= North Greenwood =

North Greenwood is a historically African-American neighborhood in Clearwater, Florida. Home to the North Greenwood Library, former North Greenwood Cemetery, churches, a community center, and an African American history museum in a former school building (Curtis School), the area was once home to orange groves. Jack Russell Stadium where the Philadelphia Phillies held Spring training was established on city property. Pinellas Institute served black students.

North Greenwood Cemetery was rediscovered and partially excavated. A historical marker commemorates its history.

North Clearwater Performing Arts Academy home to the Dundu Dole Urban Ballet was established in North Greenwood.

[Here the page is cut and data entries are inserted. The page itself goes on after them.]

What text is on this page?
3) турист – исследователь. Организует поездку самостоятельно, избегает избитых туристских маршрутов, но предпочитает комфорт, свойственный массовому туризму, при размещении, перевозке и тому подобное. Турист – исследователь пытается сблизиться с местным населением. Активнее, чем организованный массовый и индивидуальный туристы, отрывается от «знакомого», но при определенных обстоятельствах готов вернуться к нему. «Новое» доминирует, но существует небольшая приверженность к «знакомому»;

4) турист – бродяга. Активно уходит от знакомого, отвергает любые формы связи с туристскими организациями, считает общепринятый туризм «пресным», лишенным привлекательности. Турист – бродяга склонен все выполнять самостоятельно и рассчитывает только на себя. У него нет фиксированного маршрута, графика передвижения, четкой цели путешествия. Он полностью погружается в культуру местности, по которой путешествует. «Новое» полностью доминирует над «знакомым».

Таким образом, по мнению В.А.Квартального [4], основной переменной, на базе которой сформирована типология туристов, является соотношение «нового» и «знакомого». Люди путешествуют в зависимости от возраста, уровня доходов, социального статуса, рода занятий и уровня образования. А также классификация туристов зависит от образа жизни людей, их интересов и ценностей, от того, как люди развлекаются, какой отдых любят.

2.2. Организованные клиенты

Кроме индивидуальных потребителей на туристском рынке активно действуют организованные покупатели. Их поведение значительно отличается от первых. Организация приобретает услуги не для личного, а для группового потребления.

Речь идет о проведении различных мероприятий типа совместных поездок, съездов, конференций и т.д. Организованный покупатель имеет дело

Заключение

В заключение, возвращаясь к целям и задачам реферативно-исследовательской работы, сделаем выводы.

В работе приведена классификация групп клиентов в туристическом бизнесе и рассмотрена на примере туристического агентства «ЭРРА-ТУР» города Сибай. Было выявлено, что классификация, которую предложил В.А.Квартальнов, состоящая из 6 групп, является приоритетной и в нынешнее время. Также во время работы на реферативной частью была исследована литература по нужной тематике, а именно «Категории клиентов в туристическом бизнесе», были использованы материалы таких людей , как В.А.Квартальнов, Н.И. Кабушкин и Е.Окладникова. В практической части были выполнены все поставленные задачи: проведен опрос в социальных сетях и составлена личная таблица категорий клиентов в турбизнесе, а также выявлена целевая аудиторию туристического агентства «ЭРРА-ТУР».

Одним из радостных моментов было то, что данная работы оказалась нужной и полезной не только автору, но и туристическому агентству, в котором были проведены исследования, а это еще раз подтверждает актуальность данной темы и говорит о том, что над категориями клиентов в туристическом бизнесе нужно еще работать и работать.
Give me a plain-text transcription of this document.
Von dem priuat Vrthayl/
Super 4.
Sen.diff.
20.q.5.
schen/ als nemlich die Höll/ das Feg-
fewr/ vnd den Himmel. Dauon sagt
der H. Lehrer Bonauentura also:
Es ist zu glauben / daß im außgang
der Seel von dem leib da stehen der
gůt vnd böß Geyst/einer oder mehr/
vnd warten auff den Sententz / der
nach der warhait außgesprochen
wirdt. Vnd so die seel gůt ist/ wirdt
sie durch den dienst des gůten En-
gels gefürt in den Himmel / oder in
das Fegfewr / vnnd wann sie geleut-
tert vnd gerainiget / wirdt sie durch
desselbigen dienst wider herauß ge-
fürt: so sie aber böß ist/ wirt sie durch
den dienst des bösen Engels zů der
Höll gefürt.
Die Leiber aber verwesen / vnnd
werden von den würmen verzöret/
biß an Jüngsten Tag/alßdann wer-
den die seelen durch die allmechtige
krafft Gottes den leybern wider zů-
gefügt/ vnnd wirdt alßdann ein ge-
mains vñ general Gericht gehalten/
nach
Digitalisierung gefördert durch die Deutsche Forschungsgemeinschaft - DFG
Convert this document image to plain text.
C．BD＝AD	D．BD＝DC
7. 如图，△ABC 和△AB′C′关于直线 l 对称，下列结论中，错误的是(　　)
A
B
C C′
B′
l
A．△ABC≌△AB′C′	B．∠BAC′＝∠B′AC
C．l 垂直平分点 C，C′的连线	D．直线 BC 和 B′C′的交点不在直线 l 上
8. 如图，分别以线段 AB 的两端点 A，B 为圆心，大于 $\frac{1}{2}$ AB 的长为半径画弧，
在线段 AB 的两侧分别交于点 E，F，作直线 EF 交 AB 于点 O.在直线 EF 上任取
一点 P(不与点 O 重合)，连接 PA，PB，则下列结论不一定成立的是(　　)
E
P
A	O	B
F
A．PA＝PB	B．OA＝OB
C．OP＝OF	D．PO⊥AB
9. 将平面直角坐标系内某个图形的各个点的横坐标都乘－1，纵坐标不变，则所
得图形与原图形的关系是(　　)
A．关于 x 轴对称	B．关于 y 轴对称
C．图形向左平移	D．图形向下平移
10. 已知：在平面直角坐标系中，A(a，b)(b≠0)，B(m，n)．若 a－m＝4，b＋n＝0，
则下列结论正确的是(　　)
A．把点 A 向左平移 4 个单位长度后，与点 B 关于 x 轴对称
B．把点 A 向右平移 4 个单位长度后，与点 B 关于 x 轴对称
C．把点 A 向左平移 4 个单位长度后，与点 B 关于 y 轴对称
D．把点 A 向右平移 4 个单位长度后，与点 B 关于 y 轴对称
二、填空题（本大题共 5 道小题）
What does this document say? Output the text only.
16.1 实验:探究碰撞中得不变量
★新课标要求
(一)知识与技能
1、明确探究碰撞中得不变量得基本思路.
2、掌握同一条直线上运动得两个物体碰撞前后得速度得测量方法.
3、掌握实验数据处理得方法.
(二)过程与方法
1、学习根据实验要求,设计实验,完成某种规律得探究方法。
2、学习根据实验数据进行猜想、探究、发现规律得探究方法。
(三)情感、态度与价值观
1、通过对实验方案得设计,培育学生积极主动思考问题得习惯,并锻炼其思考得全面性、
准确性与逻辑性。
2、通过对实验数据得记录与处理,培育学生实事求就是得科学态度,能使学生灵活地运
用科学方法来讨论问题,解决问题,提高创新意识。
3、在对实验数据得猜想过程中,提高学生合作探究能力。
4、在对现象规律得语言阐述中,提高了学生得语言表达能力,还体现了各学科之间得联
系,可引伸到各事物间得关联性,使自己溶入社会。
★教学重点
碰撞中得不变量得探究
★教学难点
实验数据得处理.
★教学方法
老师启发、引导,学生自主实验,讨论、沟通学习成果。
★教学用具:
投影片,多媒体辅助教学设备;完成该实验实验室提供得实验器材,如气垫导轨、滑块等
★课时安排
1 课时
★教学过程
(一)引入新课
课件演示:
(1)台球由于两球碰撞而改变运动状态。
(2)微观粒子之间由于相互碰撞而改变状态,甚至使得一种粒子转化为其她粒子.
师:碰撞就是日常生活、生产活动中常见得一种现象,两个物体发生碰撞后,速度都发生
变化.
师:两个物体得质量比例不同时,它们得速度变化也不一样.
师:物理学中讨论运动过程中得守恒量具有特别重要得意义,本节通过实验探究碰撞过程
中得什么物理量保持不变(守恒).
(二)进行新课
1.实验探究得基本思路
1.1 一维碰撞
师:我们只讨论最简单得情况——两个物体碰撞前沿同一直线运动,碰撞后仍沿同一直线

The video Da Hood Gone Wild contrasting the nearby beaches with fights and drug activity in the neighborhood. Marches were held. The Blue Chip Bar was razed by the city. The recreation center and library were built. Buccaneer Field was built and anti-drug and anti-violence campaigns launched. 10News reported on the video and reactions to it.

North Greenwood Recreation & Aquatic Complex includes a playground, gym, pool, and fitness center.

In 2023 the Tampa Bay Times reported on a rejuvenation and redevelopment plan for the "struggling" 6,200 resident neighborhood. The Times described the area as a having been "a vibrant hub of Black entrepreneurship in the city." The proposal would establish a Community Redevelopment Agency in the area.

O'Neal Larkin has been involved in community revitalization efforts and hosts an annual Thanksgiving meal and celebration.

Clearwater Heights was another African American community in Clearwater.